Question number 2 happened in the car while driving with all three of my kids.  This question I did not answer as directly as question number 1.  The movie ‘RV’ is our family go to movie.  All five of us love it, and consistently laugh each time we watch it (which is usually at least twice a year).

We, as many did, felt that we almost knew Robin Williams personally, so our family was very sad when he died.  Why my youngest wondered how he died while driving in the car yesterday, I do not know.  I wasn’t sure how honest I needed to be about his death, which isn’t really something I know too much about anyways.  We instead talked about that he had been married, and had adult children.  They were amazed when I told them I thought he was about 60 when he died (turns out he was 63).  My son said ‘but how did he look about 40 then?’  One thing I did say was that I had read that he had been sad at times during his life and making people laugh probably made him feel good.  I have talked to my kids about suicide, and learned to use language such as ‘you matter’, and ‘moments pass’ due to a mother’s extremely heartbreaking true story which has allowed me to learn how to help educate my kids http://amasongraceproject.com/about-the-project/.  And although suicide is something I have talked about with my kids, I wasn’t confident in going there and using that term yesterday with the Robin Williams talk.  I’m not sure why.  Maybe it’s something I will revisit.

Question 3 happened out of the blue in the kitchen.  I tried to explain cancer as it happens in a persons body the best I could.  I tried to ‘answer only what is asked’ as I have in the past.  The follow up questions were ‘does it hurt?’  Then specifically about breast cancer and how ‘sometimes women just get them cut off?’

It’s these types of conversations that make me feel like such an amateur in this parenting thing.  But, I just keep doing my best at being honest while trying to keep in mind the maturity level of my kids.  Having Google implanted in my brain so I can reference it in the middle of these talks seems like a good idea to me.

It’s all going to be ok, Back to School edition…

I find myself telling my kids as they are getting older things that my friends and I have been telling each other for years.  As they are facing challenges and disappointments that come with an increasing age, I have found myself giving them the tools of ‘it will be better in 5 minutes’, and ‘the first day is the hardest, it will get a bit easier every day after.’

As my middle child went to middle school for her intro half day last week, she was nervous of course.  My words to her were, ‘focus on 12:08 when the school day is over, at that time, it will no longer be new, and no longer be as scary.’

And after the conversations with my children are done, I then start telling myself the same things.  Man, this worrying about your kids thing just gets harder and harder with some of the things growing older presents.

There were times in my life that I couldn’t see around the moment I was in in order to see the possibilities of the future.  And only through living life have I learned, that it really is better in 5 minutes, and the second day is usually easier than the first.

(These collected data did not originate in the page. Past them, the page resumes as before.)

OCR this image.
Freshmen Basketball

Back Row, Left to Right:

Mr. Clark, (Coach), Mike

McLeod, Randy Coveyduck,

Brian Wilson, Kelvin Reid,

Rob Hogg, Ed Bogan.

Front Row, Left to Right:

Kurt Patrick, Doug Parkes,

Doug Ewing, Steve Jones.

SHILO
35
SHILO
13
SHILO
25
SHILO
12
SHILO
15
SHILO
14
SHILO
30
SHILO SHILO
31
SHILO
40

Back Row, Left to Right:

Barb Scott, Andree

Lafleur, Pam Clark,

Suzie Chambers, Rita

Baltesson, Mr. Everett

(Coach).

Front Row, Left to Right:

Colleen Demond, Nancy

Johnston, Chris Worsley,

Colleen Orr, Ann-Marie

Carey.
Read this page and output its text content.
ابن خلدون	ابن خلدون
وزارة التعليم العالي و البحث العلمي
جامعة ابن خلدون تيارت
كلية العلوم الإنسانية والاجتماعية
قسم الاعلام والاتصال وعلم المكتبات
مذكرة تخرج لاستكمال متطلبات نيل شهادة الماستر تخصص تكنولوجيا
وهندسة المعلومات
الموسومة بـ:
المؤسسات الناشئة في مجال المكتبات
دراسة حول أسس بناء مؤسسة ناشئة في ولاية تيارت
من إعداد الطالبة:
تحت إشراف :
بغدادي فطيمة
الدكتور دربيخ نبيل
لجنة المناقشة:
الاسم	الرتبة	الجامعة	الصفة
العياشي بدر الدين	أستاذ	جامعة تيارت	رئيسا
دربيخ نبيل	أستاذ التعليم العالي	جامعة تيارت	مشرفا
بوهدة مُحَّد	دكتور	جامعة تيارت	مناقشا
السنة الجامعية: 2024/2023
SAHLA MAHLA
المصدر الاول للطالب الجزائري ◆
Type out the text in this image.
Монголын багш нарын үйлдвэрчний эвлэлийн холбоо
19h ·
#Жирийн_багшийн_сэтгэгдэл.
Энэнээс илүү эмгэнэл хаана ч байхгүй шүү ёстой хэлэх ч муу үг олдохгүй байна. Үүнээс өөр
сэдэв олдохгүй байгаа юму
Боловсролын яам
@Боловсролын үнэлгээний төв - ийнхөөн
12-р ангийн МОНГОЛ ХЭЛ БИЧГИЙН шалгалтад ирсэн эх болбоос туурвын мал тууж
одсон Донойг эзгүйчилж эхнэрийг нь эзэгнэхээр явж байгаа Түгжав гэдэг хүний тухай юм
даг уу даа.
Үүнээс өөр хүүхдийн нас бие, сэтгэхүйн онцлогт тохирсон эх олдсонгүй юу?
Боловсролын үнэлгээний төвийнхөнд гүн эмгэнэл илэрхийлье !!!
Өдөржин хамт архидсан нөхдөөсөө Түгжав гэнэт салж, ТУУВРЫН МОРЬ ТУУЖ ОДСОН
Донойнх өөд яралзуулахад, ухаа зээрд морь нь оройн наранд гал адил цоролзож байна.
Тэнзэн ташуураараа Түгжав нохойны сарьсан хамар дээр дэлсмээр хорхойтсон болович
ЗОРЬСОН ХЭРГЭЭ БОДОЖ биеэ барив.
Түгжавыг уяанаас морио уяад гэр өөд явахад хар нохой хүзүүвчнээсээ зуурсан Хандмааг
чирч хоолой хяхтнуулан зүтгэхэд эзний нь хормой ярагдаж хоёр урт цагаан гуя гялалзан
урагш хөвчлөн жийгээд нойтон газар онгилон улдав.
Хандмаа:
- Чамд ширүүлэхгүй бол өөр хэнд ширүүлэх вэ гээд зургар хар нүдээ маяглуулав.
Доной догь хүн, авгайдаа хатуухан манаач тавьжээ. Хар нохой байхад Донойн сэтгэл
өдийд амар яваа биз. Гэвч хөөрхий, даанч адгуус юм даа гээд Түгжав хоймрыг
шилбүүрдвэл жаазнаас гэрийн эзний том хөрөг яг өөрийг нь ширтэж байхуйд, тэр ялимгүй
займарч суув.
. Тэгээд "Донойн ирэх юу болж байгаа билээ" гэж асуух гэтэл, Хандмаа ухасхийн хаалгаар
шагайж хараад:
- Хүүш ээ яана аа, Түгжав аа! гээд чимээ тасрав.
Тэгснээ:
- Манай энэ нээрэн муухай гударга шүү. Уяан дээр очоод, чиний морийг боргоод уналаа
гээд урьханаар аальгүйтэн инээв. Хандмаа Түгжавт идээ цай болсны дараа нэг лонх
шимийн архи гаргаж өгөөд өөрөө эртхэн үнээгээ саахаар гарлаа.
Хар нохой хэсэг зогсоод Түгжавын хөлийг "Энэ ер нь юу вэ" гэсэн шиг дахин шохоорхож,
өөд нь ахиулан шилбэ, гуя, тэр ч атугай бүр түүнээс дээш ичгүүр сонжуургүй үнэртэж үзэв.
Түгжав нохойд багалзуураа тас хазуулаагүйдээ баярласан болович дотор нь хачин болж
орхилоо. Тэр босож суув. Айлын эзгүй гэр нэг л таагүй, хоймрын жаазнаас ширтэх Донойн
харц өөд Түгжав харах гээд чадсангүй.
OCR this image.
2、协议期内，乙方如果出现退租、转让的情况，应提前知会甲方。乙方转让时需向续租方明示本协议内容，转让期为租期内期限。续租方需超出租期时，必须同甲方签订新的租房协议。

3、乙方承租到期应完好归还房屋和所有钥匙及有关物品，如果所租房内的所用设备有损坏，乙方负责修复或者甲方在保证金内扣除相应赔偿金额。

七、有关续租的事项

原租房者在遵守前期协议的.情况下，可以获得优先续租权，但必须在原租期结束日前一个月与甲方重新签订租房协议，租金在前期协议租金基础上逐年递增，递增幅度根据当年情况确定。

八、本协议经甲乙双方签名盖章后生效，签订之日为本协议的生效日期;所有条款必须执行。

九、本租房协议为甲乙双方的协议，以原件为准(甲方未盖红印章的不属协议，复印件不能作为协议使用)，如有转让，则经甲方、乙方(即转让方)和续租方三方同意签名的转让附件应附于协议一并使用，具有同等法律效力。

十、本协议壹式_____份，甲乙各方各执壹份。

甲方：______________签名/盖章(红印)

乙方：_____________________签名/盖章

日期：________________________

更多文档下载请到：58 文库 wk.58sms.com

So, I will continue to tell my kids, and I mean it when I say ‘it will all be ok, I promise.’

As school starts tomorrow, and I look into my crystal ball and see myself waking up repeatedly throughout tonights sleep, I will tell myself as I often do in the middle of the night ‘everything is ok’ and allow myself to go back to sleep.

I hope the little things I say (mantras?) that help me move on and not get too tripped up on things actually help my kids rather than make me resemble Bob Wiley more and more.  They humor me at least making me feel as though they do help!  🙂

With the first day of school comes the enjoyment of a routine (and a quiet house), which will only too soon be replaced with  missing the kids and wishing for summer to return quickly!